Sunday, April 21, 2019

Predation: Being Successful and Unsuccessful

Image result for desert rattlesnakeEnvironmental & Science Education
Biological Evolution
Edward Hessler

I've run across two of the videos below several times. They show encounters between rattlesnakes, the common sidewinder, and kangaroo rats. The research was done by a team from UC-Riverside, San Diego State University, and UC-Davis. The team includes two PhD candidates. Two papers describing the research have been published but the one I have full access to was published in Functional Ecology (March 27, 2019). 

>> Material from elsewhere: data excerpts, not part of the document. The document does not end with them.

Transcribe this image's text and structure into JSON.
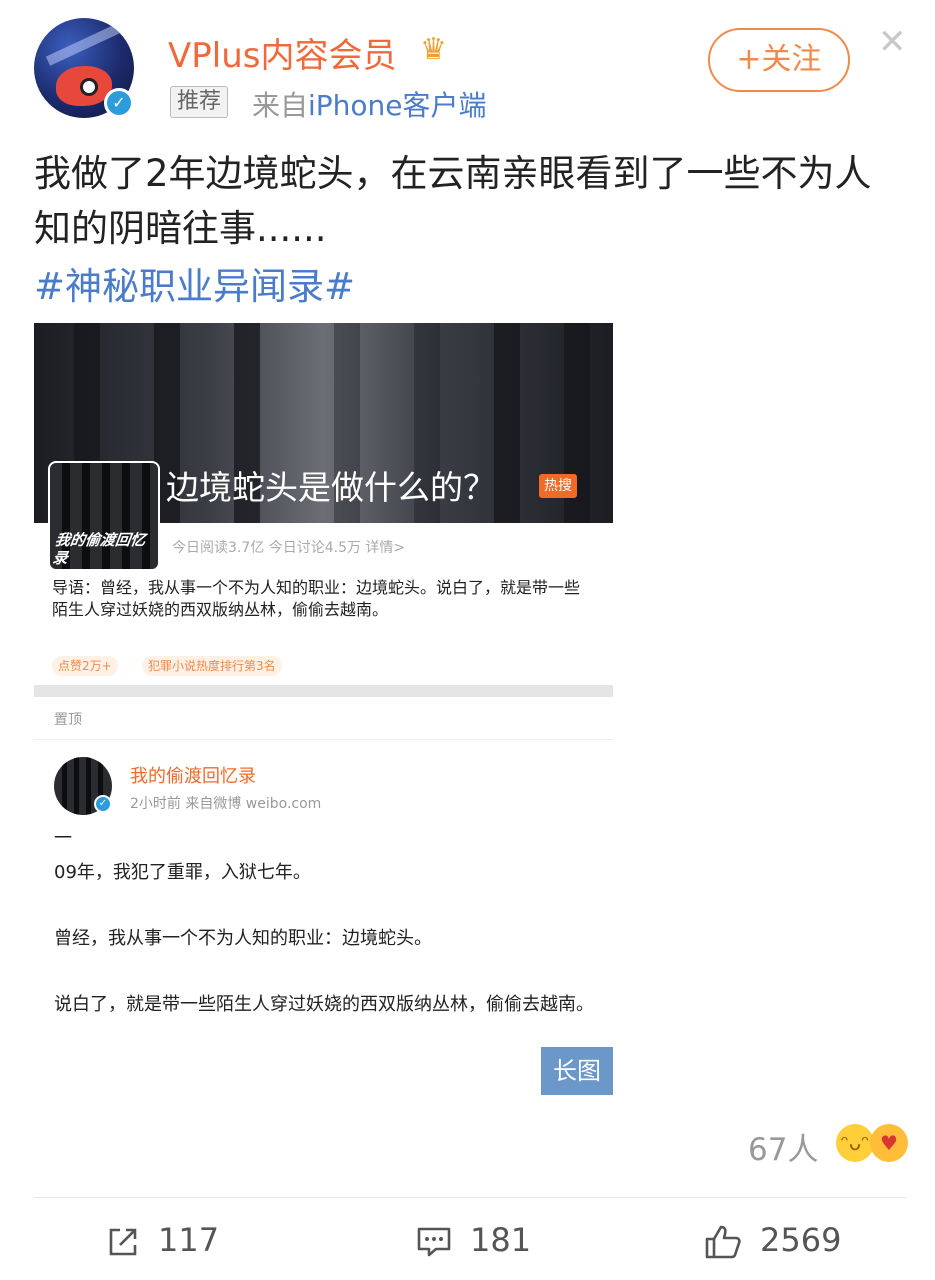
{
  "post": {
    "username": "VPlus内容会员",
    "crown_icon": "crown-icon",
    "tag": "推荐",
    "from_prefix": "来自",
    "from_source": "iPhone客户端",
    "follow_label": "+关注",
    "close_icon": "close-icon",
    "text": "我做了2年边境蛇头，在云南亲眼看到了一些不为人知的阴暗往事......",
    "hashtag": "#神秘职业异闻录#"
  },
  "embed": {
    "banner_title": "边境蛇头是做什么的？",
    "hot_badge": "热搜",
    "thumb_text": "我的偷渡回忆录",
    "stats": "今日阅读3.7亿   今日讨论4.5万   详情>",
    "lead": "导语：曾经，我从事一个不为人知的职业：边境蛇头。说白了，就是带一些陌生人穿过妖娆的西双版纳丛林，偷偷去越南。",
    "pill1": "点赞2万+",
    "pill2": "犯罪小说热度排行第3名",
    "pinned": "置顶",
    "author": "我的偷渡回忆录",
    "meta": "2小时前  来自微博 weibo.com",
    "paragraphs": [
      "一",
      "09年，我犯了重罪，入狱七年。",
      "曾经，我从事一个不为人知的职业：边境蛇头。",
      "说白了，就是带一些陌生人穿过妖娆的西双版纳丛林，偷偷去越南。"
    ],
    "long_image_label": "长图"
  },
  "reactions": {
    "count": "67人"
  },
  "actions": {
    "repost_count": "117",
    "comment_count": "181",
    "like_count": "2569"
  },
  "colors": {
    "brand_orange": "#f1693a",
    "link_blue": "#4a7cc9"
  }
}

This link may not be available to you--I don't know the limits of my access through Hamline University. I hope that access extends to you because you can read how the work was done as well as the research design. The good news is that the University of California-Riverside press release is available to one and all. It is by Igbal Pittalwala, and includes links to the four videos from this paper (+ 3 more), more information, and photographs of the research team.

In the introduction to this paper, the authors note that "Many snakes are sit‐and‐wait predators that may be particularly amenable to field observations in this context due to their tractability in radiotracking and field videography ; such species could serve as a model system for understanding factors that affect the dynamics of sit‐and‐wait predator–prey interactions. Rattlesnakes (Crotalus spp.) are classic ambush predators that hunt by remaining nearly motionless in hiding for prolonged periods. Rattlesnakes occasionally consume kangaroo rats (Dipodomys spp.), common desert‐dwelling mammals renowned for their explosive antipredator jumping ability. Interactions between rattlesnakes and kangaroo rats follow the typical pattern of sit‐and‐wait predation: a snake waits in ambush to strike at prey that gets too close, at which point the prey either is struck or initiates a successful evasive manoeuvre." (Literature citations removed.) 

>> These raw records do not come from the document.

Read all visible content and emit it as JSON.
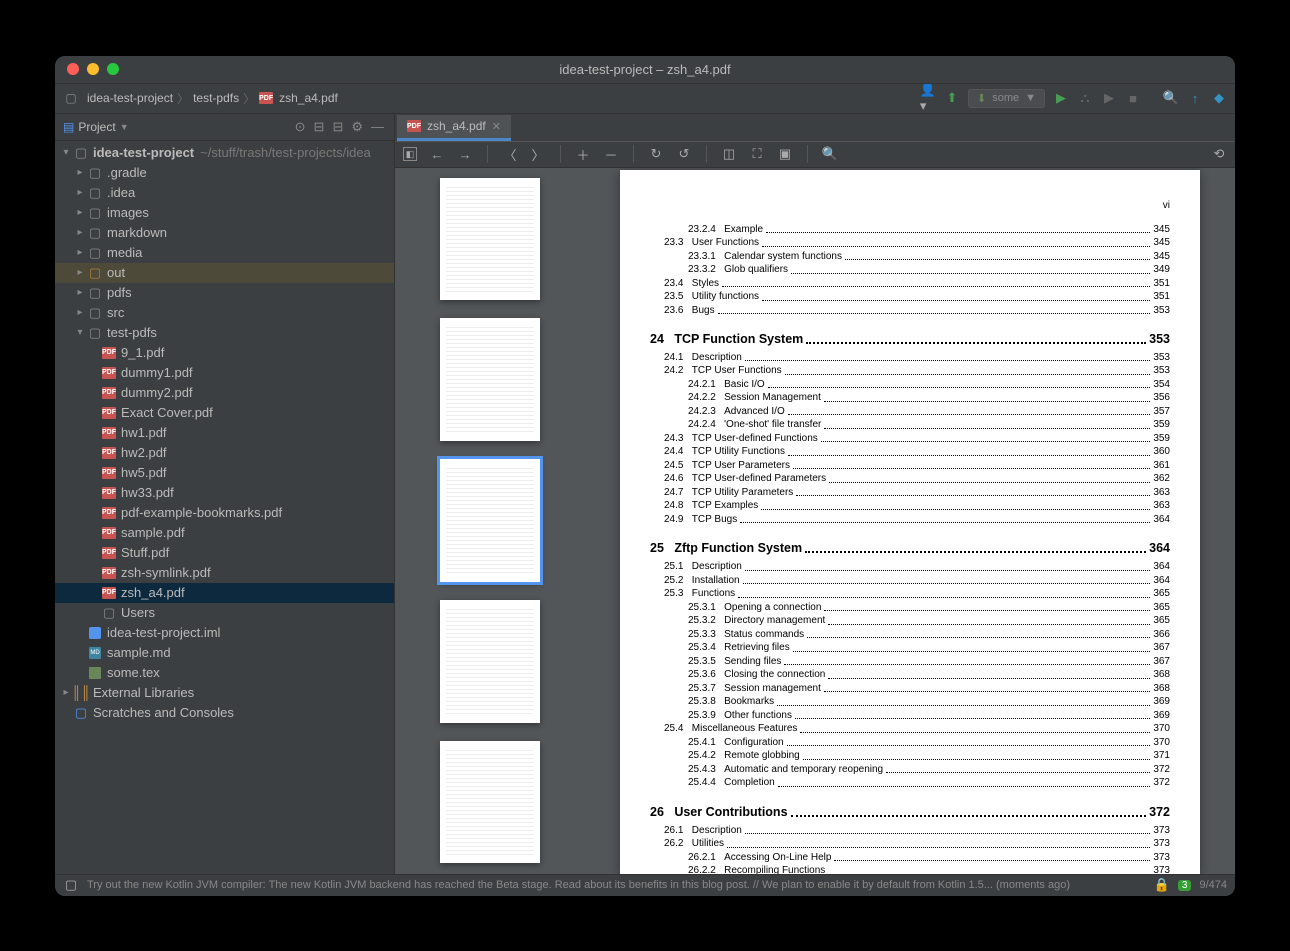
{
  "window_title": "idea-test-project – zsh_a4.pdf",
  "breadcrumbs": [
    "idea-test-project",
    "test-pdfs",
    "zsh_a4.pdf"
  ],
  "run_config": "some",
  "sidebar": {
    "title": "Project",
    "project_name": "idea-test-project",
    "project_path": "~/stuff/trash/test-projects/idea",
    "folders": [
      ".gradle",
      ".idea",
      "images",
      "markdown",
      "media",
      "out",
      "pdfs",
      "src"
    ],
    "testpdfs_label": "test-pdfs",
    "pdfs": [
      "9_1.pdf",
      "dummy1.pdf",
      "dummy2.pdf",
      "Exact Cover.pdf",
      "hw1.pdf",
      "hw2.pdf",
      "hw5.pdf",
      "hw33.pdf",
      "pdf-example-bookmarks.pdf",
      "sample.pdf",
      "Stuff.pdf",
      "zsh-symlink.pdf",
      "zsh_a4.pdf"
    ],
    "users": "Users",
    "iml": "idea-test-project.iml",
    "samplemd": "sample.md",
    "sometex": "some.tex",
    "ext": "External Libraries",
    "scratch": "Scratches and Consoles"
  },
  "tab_label": "zsh_a4.pdf",
  "page_num_corner": "vi",
  "toc_pre": [
    {
      "n": "23.2.4",
      "t": "Example",
      "p": "345",
      "i": 2
    },
    {
      "n": "23.3",
      "t": "User Functions",
      "p": "345",
      "i": 1
    },
    {
      "n": "23.3.1",
      "t": "Calendar system functions",
      "p": "345",
      "i": 2
    },
    {
      "n": "23.3.2",
      "t": "Glob qualifiers",
      "p": "349",
      "i": 2
    },
    {
      "n": "23.4",
      "t": "Styles",
      "p": "351",
      "i": 1
    },
    {
      "n": "23.5",
      "t": "Utility functions",
      "p": "351",
      "i": 1
    },
    {
      "n": "23.6",
      "t": "Bugs",
      "p": "353",
      "i": 1
    }
  ],
  "toc_24_h": {
    "n": "24",
    "t": "TCP Function System",
    "p": "353"
  },
  "toc_24": [
    {
      "n": "24.1",
      "t": "Description",
      "p": "353",
      "i": 1
    },
    {
      "n": "24.2",
      "t": "TCP User Functions",
      "p": "353",
      "i": 1
    },
    {
      "n": "24.2.1",
      "t": "Basic I/O",
      "p": "354",
      "i": 2
    },
    {
      "n": "24.2.2",
      "t": "Session Management",
      "p": "356",
      "i": 2
    },
    {
      "n": "24.2.3",
      "t": "Advanced I/O",
      "p": "357",
      "i": 2
    },
    {
      "n": "24.2.4",
      "t": "'One-shot' file transfer",
      "p": "359",
      "i": 2
    },
    {
      "n": "24.3",
      "t": "TCP User-defined Functions",
      "p": "359",
      "i": 1
    },
    {
      "n": "24.4",
      "t": "TCP Utility Functions",
      "p": "360",
      "i": 1
    },
    {
      "n": "24.5",
      "t": "TCP User Parameters",
      "p": "361",
      "i": 1
    },
    {
      "n": "24.6",
      "t": "TCP User-defined Parameters",
      "p": "362",
      "i": 1
    },
    {
      "n": "24.7",
      "t": "TCP Utility Parameters",
      "p": "363",
      "i": 1
    },
    {
      "n": "24.8",
      "t": "TCP Examples",
      "p": "363",
      "i": 1
    },
    {
      "n": "24.9",
      "t": "TCP Bugs",
      "p": "364",
      "i": 1
    }
  ],
  "toc_25_h": {
    "n": "25",
    "t": "Zftp Function System",
    "p": "364"
  },
  "toc_25": [
    {
      "n": "25.1",
      "t": "Description",
      "p": "364",
      "i": 1
    },
    {
      "n": "25.2",
      "t": "Installation",
      "p": "364",
      "i": 1
    },
    {
      "n": "25.3",
      "t": "Functions",
      "p": "365",
      "i": 1
    },
    {
      "n": "25.3.1",
      "t": "Opening a connection",
      "p": "365",
      "i": 2
    },
    {
      "n": "25.3.2",
      "t": "Directory management",
      "p": "365",
      "i": 2
    },
    {
      "n": "25.3.3",
      "t": "Status commands",
      "p": "366",
      "i": 2
    },
    {
      "n": "25.3.4",
      "t": "Retrieving files",
      "p": "367",
      "i": 2
    },
    {
      "n": "25.3.5",
      "t": "Sending files",
      "p": "367",
      "i": 2
    },
    {
      "n": "25.3.6",
      "t": "Closing the connection",
      "p": "368",
      "i": 2
    },
    {
      "n": "25.3.7",
      "t": "Session management",
      "p": "368",
      "i": 2
    },
    {
      "n": "25.3.8",
      "t": "Bookmarks",
      "p": "369",
      "i": 2
    },
    {
      "n": "25.3.9",
      "t": "Other functions",
      "p": "369",
      "i": 2
    },
    {
      "n": "25.4",
      "t": "Miscellaneous Features",
      "p": "370",
      "i": 1
    },
    {
      "n": "25.4.1",
      "t": "Configuration",
      "p": "370",
      "i": 2
    },
    {
      "n": "25.4.2",
      "t": "Remote globbing",
      "p": "371",
      "i": 2
    },
    {
      "n": "25.4.3",
      "t": "Automatic and temporary reopening",
      "p": "372",
      "i": 2
    },
    {
      "n": "25.4.4",
      "t": "Completion",
      "p": "372",
      "i": 2
    }
  ],
  "toc_26_h": {
    "n": "26",
    "t": "User Contributions",
    "p": "372"
  },
  "toc_26": [
    {
      "n": "26.1",
      "t": "Description",
      "p": "373",
      "i": 1
    },
    {
      "n": "26.2",
      "t": "Utilities",
      "p": "373",
      "i": 1
    },
    {
      "n": "26.2.1",
      "t": "Accessing On-Line Help",
      "p": "373",
      "i": 2
    },
    {
      "n": "26.2.2",
      "t": "Recompiling Functions",
      "p": "373",
      "i": 2
    }
  ],
  "status_tip": "Try out the new Kotlin JVM compiler: The new Kotlin JVM backend has reached the Beta stage. Read about its benefits in this blog post. // We plan to enable it by default from Kotlin 1.5... (moments ago)",
  "status_badge": "3",
  "status_page": "9/474"
}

The results section of the paper begins with some fundamental findings. A total of 32 strikes were recorded from 13 snakes (1–3 per snake, median = 3 observations/snake), 15 of which resulted in bite. Of the 15 bitten kangaroo rats, 8 avoided subjugation (survived without apparent effect of envenomation) and 7 died from envenomation and were consumed by snakes. Of the 17 misses, 6 were inaccurate strikes and 11 were accurate strikes that missed due to the kangaroo rat moving out of the way prior to the snake being able to embed its fangs.

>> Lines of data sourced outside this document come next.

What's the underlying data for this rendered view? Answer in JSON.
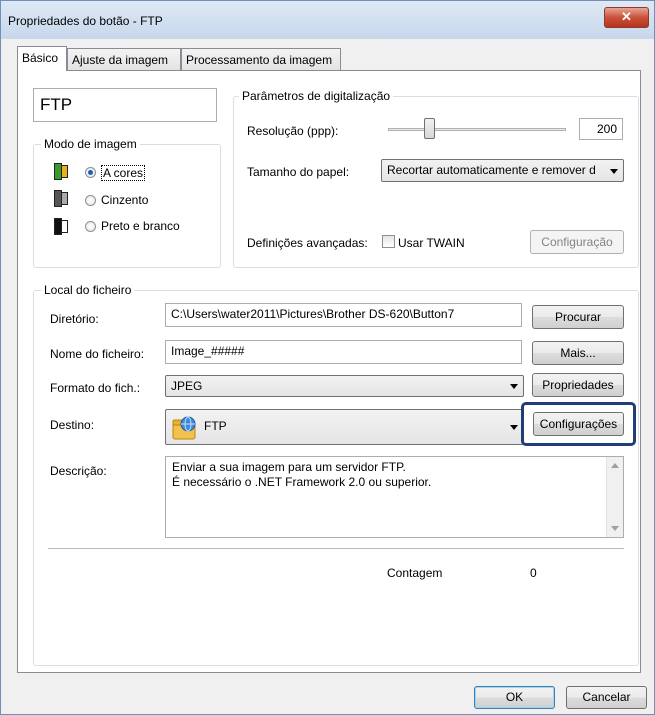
{
  "window": {
    "title": "Propriedades do botão - FTP",
    "close_glyph": "✕"
  },
  "tabs": [
    {
      "label": "Básico",
      "active": true
    },
    {
      "label": "Ajuste da imagem",
      "active": false
    },
    {
      "label": "Processamento da imagem",
      "active": false
    }
  ],
  "button_name": "FTP",
  "image_mode": {
    "legend": "Modo de imagem",
    "options": [
      {
        "label": "A cores",
        "selected": true,
        "icon": "color-mode-icon"
      },
      {
        "label": "Cinzento",
        "selected": false,
        "icon": "gray-mode-icon"
      },
      {
        "label": "Preto e branco",
        "selected": false,
        "icon": "bw-mode-icon"
      }
    ]
  },
  "scan_params": {
    "legend": "Parâmetros de digitalização",
    "resolution_label": "Resolução (ppp):",
    "resolution_value": "200",
    "resolution_slider_fraction": 0.27,
    "paper_label": "Tamanho do papel:",
    "paper_value": "Recortar automaticamente e remover d",
    "advanced_label": "Definições avançadas:",
    "twain_label": "Usar TWAIN",
    "twain_checked": false,
    "config_button": "Configuração"
  },
  "file_location": {
    "legend": "Local do ficheiro",
    "dir_label": "Diretório:",
    "dir_value": "C:\\Users\\water2011\\Pictures\\Brother DS-620\\Button7",
    "browse_button": "Procurar",
    "filename_label": "Nome do ficheiro:",
    "filename_value": "Image_#####",
    "more_button": "Mais...",
    "format_label": "Formato do fich.:",
    "format_value": "JPEG",
    "properties_button": "Propriedades",
    "dest_label": "Destino:",
    "dest_value": "FTP",
    "dest_icon": "ftp-folder-icon",
    "settings_button": "Configurações",
    "desc_label": "Descrição:",
    "desc_line1": "Enviar a sua imagem para um servidor FTP.",
    "desc_line2": "É necessário o .NET Framework 2.0 ou superior.",
    "count_label": "Contagem",
    "count_value": "0"
  },
  "footer": {
    "ok": "OK",
    "cancel": "Cancelar"
  },
  "colors": {
    "highlight": "#1f3d7a",
    "radio_selected": "#1b5fc4",
    "close_red": "#c9523a"
  }
}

The paper's title is Determinants of Predation Success: How to Survive an Attack from a Rattlesnake. Reaction times indicate that speed is one factor.
Image result for kangaroo rat

The authors found that "snake attacks spanned < 308 ms (milliseconds) in our study," while "reaction times to rattlesnakes spanned from 40-160ms." You may wonder about the difference. The authors propose a hypothesis. "It is possible that this dramatic difference in reaction times results from snakes using strike movements that minimize sound or air disturbance, resulting in a more delayed reaction when compared to a less 'camouflaged' rapid attack. More empirical work is necessary to address this hypothesis experimentally."
The second paper published in the Biological Journal of the Linnean Society (27 March 2019) focuses on the evasion of rattlesnake bites. The abstract to the paper concludes "In general, our findings support the idea that bipedalism, which has evolved independently in several desert rodent lineages might be favoured because it allows for rapid and power vertical leaps that are crucial for avoiding ambush predators, such as vipers and owls."
Igbal Katalawa's press release is found here. As you watch the films you may end up calling the Kangaroo Rats, as others have, "Ninja Rats." They are adept at swiftly kicking rattlesnakes.